Bytedance | Seedance 2.0 | Image to Video | Fast is purpose-built for creators prioritizing speed and iteration over maximum resolution. The 15-second maximum duration suits short-form content, social media clips, and rapid prototyping workflows rather than long-form video production. This model excels when you need to test creative concepts quickly or generate high-throughput content for marketing campaigns. The Fast tier trades some visual polish for reduced latency, making it ideal for workflows where turnaround time matters more than cinematic perfection. Regional availability and API access may be limited depending on your location.
Limitations
Limitations

Bytedance | Seedance 2.0 | Image to Video | Fast cannot exceed 1080p resolution, limiting use cases requiring 4K output.

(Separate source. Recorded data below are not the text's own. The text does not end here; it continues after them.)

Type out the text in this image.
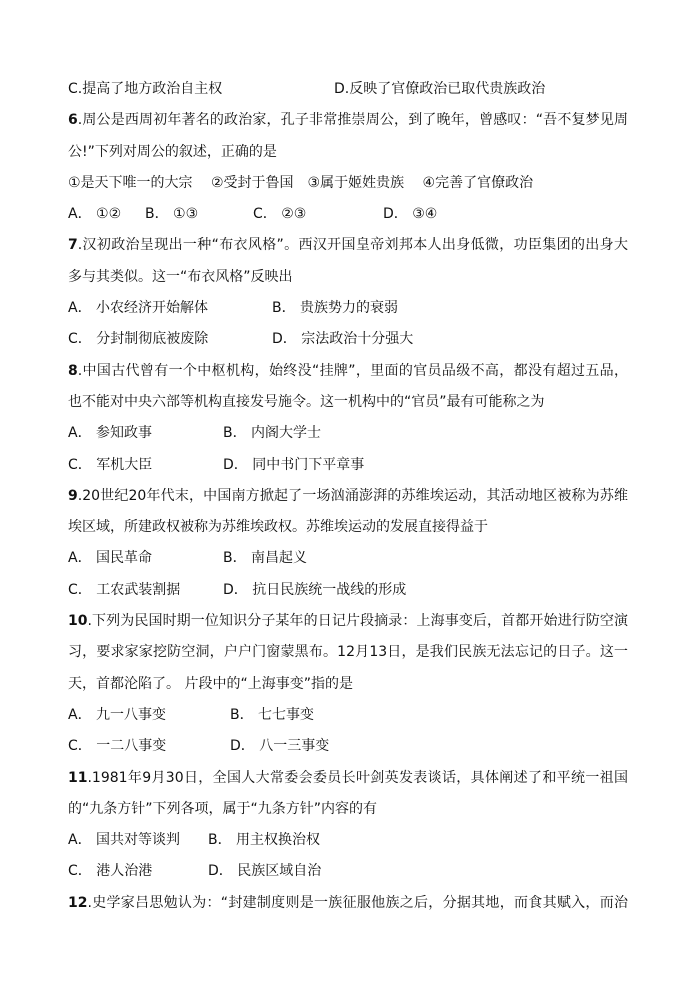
C.提高了地方政治自主权	D.反映了官僚政治已取代贵族政治
6.周公是西周初年著名的政治家，孔子非常推崇周公，到了晚年，曾感叹：“吾不复梦见周
公!”下列对周公的叙述，正确的是
①是天下唯一的大宗　 ②受封于鲁国　③属于姬姓贵族　 ④完善了官僚政治
A． ①② B． ①③	C． ②③	D． ③④
7.汉初政治呈现出一种“布衣风格”。西汉开国皇帝刘邦本人出身低微，功臣集团的出身大
多与其类似。这一“布衣风格”反映出
A． 小农经济开始解体	B． 贵族势力的衰弱
C． 分封制彻底被废除	D． 宗法政治十分强大
8.中国古代曾有一个中枢机构，始终没“挂牌”，里面的官员品级不高，都没有超过五品，
也不能对中央六部等机构直接发号施令。这一机构中的“官员”最有可能称之为
A． 参知政事	B． 内阁大学士
C． 军机大臣	D． 同中书门下平章事
9.20世纪20年代末，中国南方掀起了一场汹涌澎湃的苏维埃运动，其活动地区被称为苏维
埃区域，所建政权被称为苏维埃政权。苏维埃运动的发展直接得益于
A． 国民革命	B． 南昌起义
C． 工农武装割据	D． 抗日民族统一战线的形成
10.下列为民国时期一位知识分子某年的日记片段摘录：上海事变后，首都开始进行防空演
习，要求家家挖防空洞，户户门窗蒙黑布。12月13日，是我们民族无法忘记的日子。这一
天，首都沦陷了。 片段中的“上海事变”指的是
A． 九一八事变	B． 七七事变
C． 一二八事变	D． 八一三事变
11.1981年9月30日，全国人大常委会委员长叶剑英发表谈话，具体阐述了和平统一祖国
的“九条方针”下列各项，属于“九条方针”内容的有
A． 国共对等谈判 B． 用主权换治权
C． 港人治港	D． 民族区域自治
12.史学家吕思勉认为：“封建制度则是一族征服他族之后，分据其地，而食其赋入，而治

The 15-second clip length restricts long-form storytelling and requires segmentation for extended narratives. Regional restrictions and limited beta access may prevent availability in certain geographic areas. The model performs best with clear, well-lit reference images; low-quality or ambiguous source images may produce inconsistent results. Complex physics interactions involving multiple objects or extreme motion may still face challenges despite improvements over earlier versions.